Vaters Meer erzählt von einem Schicksalsschlag, der eine ganze Familie trifft, von einer Vater-Sohn-Beziehung, die abrupt endet, von Migration und Zugehörigkeit. Deniz Utlu zeichnet die unerwarteten Wege des Lebens wie der Erinnerung nach. Sein Roman zeugt von der Kraft des Erzählens – die dann am deutlichsten wird, wenn die Sprache das Letzte ist, was einem bleibt.

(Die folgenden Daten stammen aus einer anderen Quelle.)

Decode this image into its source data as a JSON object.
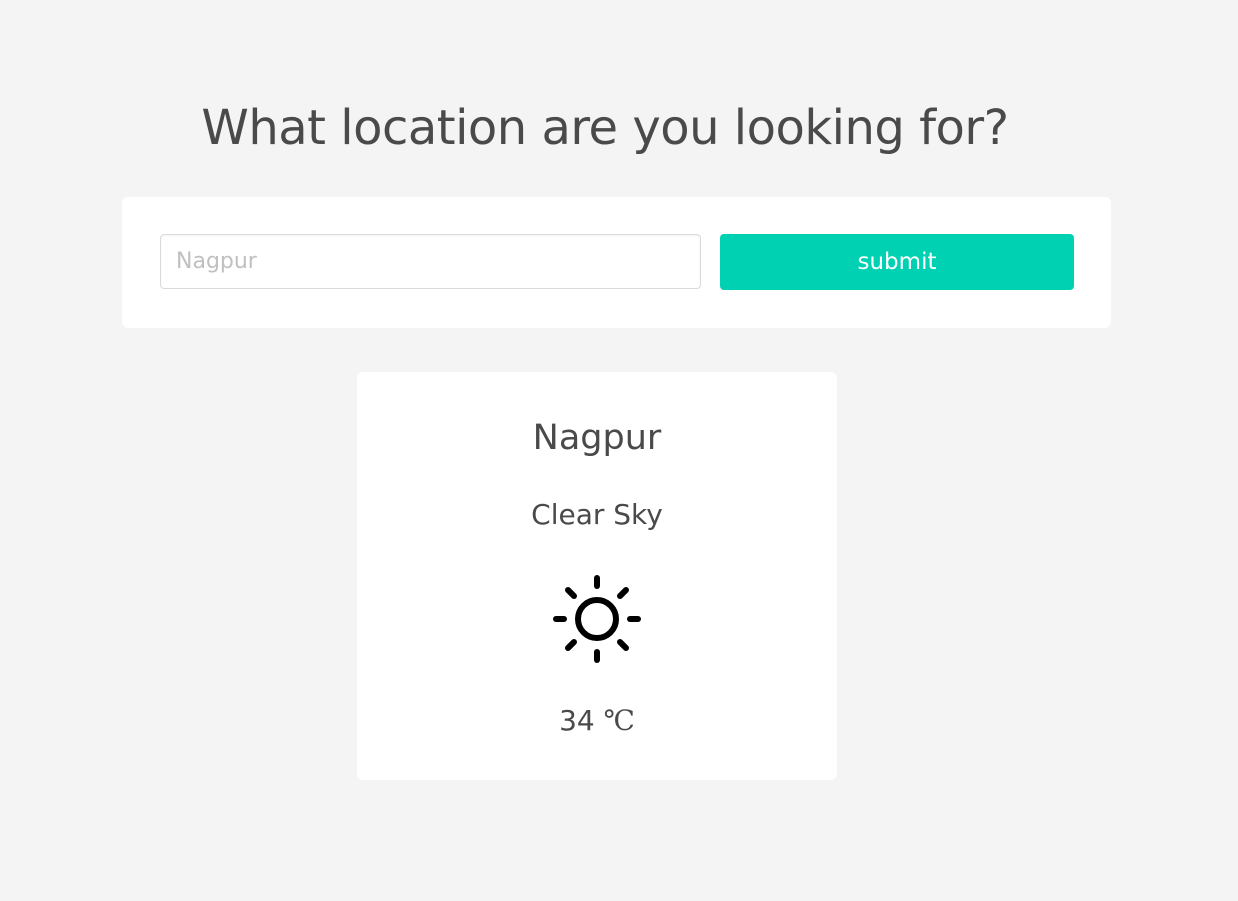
{
  "header": {
    "title": "What location are you looking for?"
  },
  "search": {
    "placeholder": "Nagpur",
    "value": "",
    "submit_label": "submit"
  },
  "weather": {
    "city": "Nagpur",
    "condition": "Clear Sky",
    "icon": "sun-icon",
    "temperature": "34",
    "unit": "℃"
  },
  "colors": {
    "background": "#f4f4f4",
    "accent": "#00d1b2",
    "text": "#4a4a4a"
  }
}
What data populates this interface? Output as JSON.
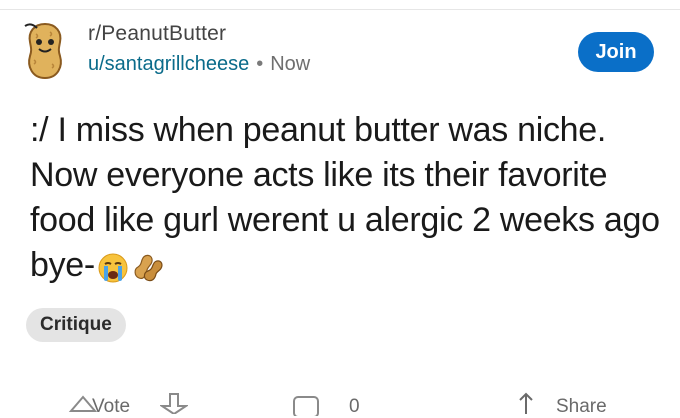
{
  "post": {
    "subreddit": "r/PeanutButter",
    "username": "u/santagrillcheese",
    "separator": "•",
    "timestamp": "Now",
    "join_label": "Join",
    "body_text": ":/ I miss when peanut butter was niche. Now everyone acts like its their favorite food like gurl werent u alergic 2 weeks ago bye-",
    "body_emojis": [
      "crying-face",
      "peanuts"
    ],
    "flair": "Critique"
  },
  "actions": {
    "vote_label": "Vote",
    "comment_count": "0",
    "share_label": "Share"
  },
  "colors": {
    "join_bg": "#0a6fc8",
    "username": "#0a6b8a",
    "flair_bg": "#e4e4e4"
  }
}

Yunus ist dreizehn Jahre alt, da erleidet sein Vater zwei Schlaganfälle und ist fortan nahezu vollständig gelähmt. Er kann nur noch über Augenbewegungen kommunizieren. Zehn Jahre wird er von Yunus’ Mutter gepflegt, erst in einem Heim, dann zu Hause, bevor er stirbt. Und Yunus, der zum Studium ausgezogen ist aus der elterlichen Wohnung, ruft sich immer wieder Bilder aus seiner Kindheit wach: Erlebnisse und Gespräche mit dem Vater, von denen er manchmal gar nicht mehr wusste, dass er sie noch in sich trägt. Sie fügen sich zu dem warmherzigen Porträt eines Mannes, der mit lauter Stimme lachte oder auf Arabisch fluchte, der häufig abwesend und leicht reizbar war und der einst aus Mardin nahe der türkisch-syrischen Grenze nach Istanbul ging, dort den Militärputsch miterlebte und schließlich mit einem Frachtschiff nach Deutschland kam.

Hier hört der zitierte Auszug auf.